OPERAÇÃO
Paraibanos são resgatados de trabalho análogo à escravidão em São Paulo

Trabalhadores do interior da Paraíba foram resgatados na última semana de uma situação análoga à escravidão na cidade de Franca, no interior de São Paulo. A operação, conduzida pelo Ministério do Trabalho e Emprego (MTE), identificou oito profissionais que trabalhavam em condições degradantes em uma obra.

Os auditores-fiscais do Trabalho informaram que a maioria dos homens foi recrutada em suas cidades de origem, na Paraíba, com a promessa de um emprego digno, com alojamento e alimentação custeados. No entanto, a fiscalização, realizada no dia 8 de agosto, revelou um cenário completamente diferente.

Os trabalhadores viviam em alojamentos precários, sem registro em carteira e sem equipamentos de proteção individual. Além disso, enfrentavam jornadas exaustivas e estavam com três meses de salários atrasados. As condições de higiene e segurança estavam muito abaixo dos padrões legais.

A casa alugada para o alojamento teve os serviços de energia elétrica e internet cortados, com risco iminente de corte de água. Os trabalhadores dormiam em colchões infestados de percevejos espalhados pelo chão, já que as poucas camas disponíveis não eram suficientes.
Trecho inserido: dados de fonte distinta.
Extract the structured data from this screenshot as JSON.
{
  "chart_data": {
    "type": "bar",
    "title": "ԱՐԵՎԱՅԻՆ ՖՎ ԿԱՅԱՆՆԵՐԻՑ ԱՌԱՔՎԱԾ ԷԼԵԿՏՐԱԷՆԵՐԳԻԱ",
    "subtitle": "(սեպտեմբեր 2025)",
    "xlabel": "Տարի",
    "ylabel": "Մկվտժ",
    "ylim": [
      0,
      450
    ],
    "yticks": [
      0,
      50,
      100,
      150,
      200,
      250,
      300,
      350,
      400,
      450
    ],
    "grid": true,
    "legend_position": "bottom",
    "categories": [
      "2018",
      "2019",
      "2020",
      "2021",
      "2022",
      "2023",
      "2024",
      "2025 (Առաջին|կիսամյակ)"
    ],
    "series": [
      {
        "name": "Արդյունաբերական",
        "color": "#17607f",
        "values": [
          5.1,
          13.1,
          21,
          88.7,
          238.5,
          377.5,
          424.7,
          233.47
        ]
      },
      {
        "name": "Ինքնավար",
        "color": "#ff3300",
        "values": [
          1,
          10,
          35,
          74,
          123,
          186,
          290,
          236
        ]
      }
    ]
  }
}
Sem registro formal de emprego, eles também não tinham direito a férias, 13º salário ou qualquer benefício previdenciário.

Diante das irregularidades, a Auditoria Fiscal do Trabalho determinou a retirada imediata dos trabalhadores e a rescisão de seus contratos por culpa do empregador. Além disso, foi garantido o retorno seguro de todos aos seus municípios de origem na Paraíba.

A inspeção apurou que o empregador deverá pagar um total de R$ 396.415,02, sendo R$ 301.415,02 em verbas rescisórias e R$ 95.000,00 em danos morais individuais, negociados com o Ministério Público do Trabalho (MPT). Para garantir o cumprimento das normas, foi assinado um Termo de Ajustamento de Conduta (TAC).


RESUMO DA NOTÍCIA:

  • Resgate de trabalhadores: Oito homens, a maioria do interior da Paraíba, foram resgatados de uma obra em Franca, São Paulo, onde trabalhavam em condições análogas à escravidão.
  • Condições degradantes: A operação do Ministério do Trabalho e Emprego constatou alojamentos precários com percevejos, falta de registro em carteira, jornadas exaustivas e salários atrasados.
  • Pagamento de indenizações: O empregador foi obrigado a pagar cerca de R$ 396 mil em verbas rescisórias e danos morais, além de garantir o retorno dos trabalhadores para a Paraíba.